The trivial option can synthesize at most a number of images per label that is equal to the total number of images in the input CAPS , while the random option can synthesize as many images as wanted with only one input image.

Running the task

The task can be run with the following command line:

clinicadl generate <dataset> <caps_directory> <tsv_path> <output_dir>
where:

  • dataset (str) is the type of synthetic data wanted. Choices are random or trivial.
  • caps_directory (str) is the input folder containing the neuroimaging data in a CAPS hierarchy.
  • tsv_path (str) is the path to a tsv file containing the subjects/sessions list for data generation.
  • output_dir (str) is the folder where the synthetic CAPS is stored.

Options:

  • --n_subjects (int) number of subjects per label in the synthetic dataset. Default value: 300.
  • --preprocessing (str) preprocessing pipeline used in the input caps_directory. Must be t1-linear (t1-extensive to be added soon !). Default value: t1-linear.
  • --mean (float) Specific to random.
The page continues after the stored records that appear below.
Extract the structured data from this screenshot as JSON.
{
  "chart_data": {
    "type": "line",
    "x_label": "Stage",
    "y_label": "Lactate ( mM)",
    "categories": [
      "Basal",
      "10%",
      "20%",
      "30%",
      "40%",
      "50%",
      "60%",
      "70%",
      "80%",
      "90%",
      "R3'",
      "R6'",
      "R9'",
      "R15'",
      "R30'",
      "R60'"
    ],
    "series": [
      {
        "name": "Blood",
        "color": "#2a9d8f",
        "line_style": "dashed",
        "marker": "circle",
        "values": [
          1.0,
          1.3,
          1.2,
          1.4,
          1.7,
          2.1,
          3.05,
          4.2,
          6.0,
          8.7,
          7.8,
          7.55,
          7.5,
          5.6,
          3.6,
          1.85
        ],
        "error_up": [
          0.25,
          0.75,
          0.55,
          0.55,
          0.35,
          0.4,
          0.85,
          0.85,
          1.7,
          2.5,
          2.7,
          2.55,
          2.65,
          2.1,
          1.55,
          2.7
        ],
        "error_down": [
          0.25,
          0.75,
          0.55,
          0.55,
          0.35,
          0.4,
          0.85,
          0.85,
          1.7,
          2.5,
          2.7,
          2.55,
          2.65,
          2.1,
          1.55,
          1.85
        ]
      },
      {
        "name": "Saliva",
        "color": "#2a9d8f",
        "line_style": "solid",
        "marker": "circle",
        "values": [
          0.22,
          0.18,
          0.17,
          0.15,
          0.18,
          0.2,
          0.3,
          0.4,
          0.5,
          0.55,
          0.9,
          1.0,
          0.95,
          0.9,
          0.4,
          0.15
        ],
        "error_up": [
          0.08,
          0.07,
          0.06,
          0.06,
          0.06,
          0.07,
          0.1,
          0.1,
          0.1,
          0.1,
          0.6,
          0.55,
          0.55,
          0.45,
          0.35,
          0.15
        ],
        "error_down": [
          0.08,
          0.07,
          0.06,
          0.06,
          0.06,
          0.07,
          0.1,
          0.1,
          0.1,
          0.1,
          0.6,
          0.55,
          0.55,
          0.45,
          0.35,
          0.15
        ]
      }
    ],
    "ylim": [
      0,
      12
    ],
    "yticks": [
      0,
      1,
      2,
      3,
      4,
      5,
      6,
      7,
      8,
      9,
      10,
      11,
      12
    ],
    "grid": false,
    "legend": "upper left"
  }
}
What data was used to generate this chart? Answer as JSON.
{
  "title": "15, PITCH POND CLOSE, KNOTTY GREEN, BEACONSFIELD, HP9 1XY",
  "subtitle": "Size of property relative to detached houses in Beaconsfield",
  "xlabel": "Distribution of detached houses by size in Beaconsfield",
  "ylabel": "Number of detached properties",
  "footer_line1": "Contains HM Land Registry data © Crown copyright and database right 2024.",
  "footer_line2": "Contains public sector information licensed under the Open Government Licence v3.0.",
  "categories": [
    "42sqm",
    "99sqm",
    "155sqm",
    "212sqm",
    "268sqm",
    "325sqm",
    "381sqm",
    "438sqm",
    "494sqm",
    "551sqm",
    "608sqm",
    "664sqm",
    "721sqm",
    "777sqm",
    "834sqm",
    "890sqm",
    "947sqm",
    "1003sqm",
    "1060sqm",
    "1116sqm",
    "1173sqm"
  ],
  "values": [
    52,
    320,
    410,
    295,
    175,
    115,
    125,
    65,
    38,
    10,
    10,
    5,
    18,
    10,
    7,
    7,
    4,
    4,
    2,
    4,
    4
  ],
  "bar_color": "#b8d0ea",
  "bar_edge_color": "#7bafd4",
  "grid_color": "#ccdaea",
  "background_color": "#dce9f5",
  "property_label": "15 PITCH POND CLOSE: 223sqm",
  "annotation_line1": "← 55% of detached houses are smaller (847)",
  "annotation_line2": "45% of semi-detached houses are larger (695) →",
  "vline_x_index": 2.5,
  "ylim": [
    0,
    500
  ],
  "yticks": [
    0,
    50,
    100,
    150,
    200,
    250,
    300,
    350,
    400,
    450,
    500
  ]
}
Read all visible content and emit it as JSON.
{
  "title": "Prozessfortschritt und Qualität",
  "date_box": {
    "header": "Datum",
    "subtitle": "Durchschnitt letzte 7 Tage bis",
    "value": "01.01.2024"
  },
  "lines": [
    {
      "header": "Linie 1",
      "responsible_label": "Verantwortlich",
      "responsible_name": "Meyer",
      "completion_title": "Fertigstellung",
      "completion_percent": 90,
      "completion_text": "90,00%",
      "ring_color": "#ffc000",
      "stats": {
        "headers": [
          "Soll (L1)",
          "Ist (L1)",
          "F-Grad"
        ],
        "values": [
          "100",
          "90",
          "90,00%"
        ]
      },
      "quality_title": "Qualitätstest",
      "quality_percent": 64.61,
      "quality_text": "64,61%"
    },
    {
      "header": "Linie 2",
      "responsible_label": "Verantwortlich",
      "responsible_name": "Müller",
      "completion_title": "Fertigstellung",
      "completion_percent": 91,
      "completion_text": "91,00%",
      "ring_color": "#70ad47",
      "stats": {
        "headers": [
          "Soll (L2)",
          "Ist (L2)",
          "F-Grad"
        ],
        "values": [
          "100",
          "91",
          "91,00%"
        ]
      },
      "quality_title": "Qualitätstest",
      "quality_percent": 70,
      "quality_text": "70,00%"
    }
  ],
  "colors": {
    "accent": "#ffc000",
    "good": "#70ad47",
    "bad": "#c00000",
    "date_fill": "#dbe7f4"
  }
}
Mean value of the gaussian noise added to images. Default value: 0.
  • --sigma (float) Specific to random. Standard deviation of the gaussian noise added to images. Default value: 0.5.
  • --mask_path (str) Specific to trivial. Path to the atrophy masks used to generate the two labels. Default will download masks based on AAL2 in clinicadl/resources/masks.
  • --atrophy_percent (float) Specific to trivial. Percentage of intensity decrease applied to the regions targeted by the masks. Default value: 60.

Tip

Do not hesitate to type clinicadl generate --help to see the full list of parameters.

Outputs

Results are stored in the same folder hierarchy as the input folder.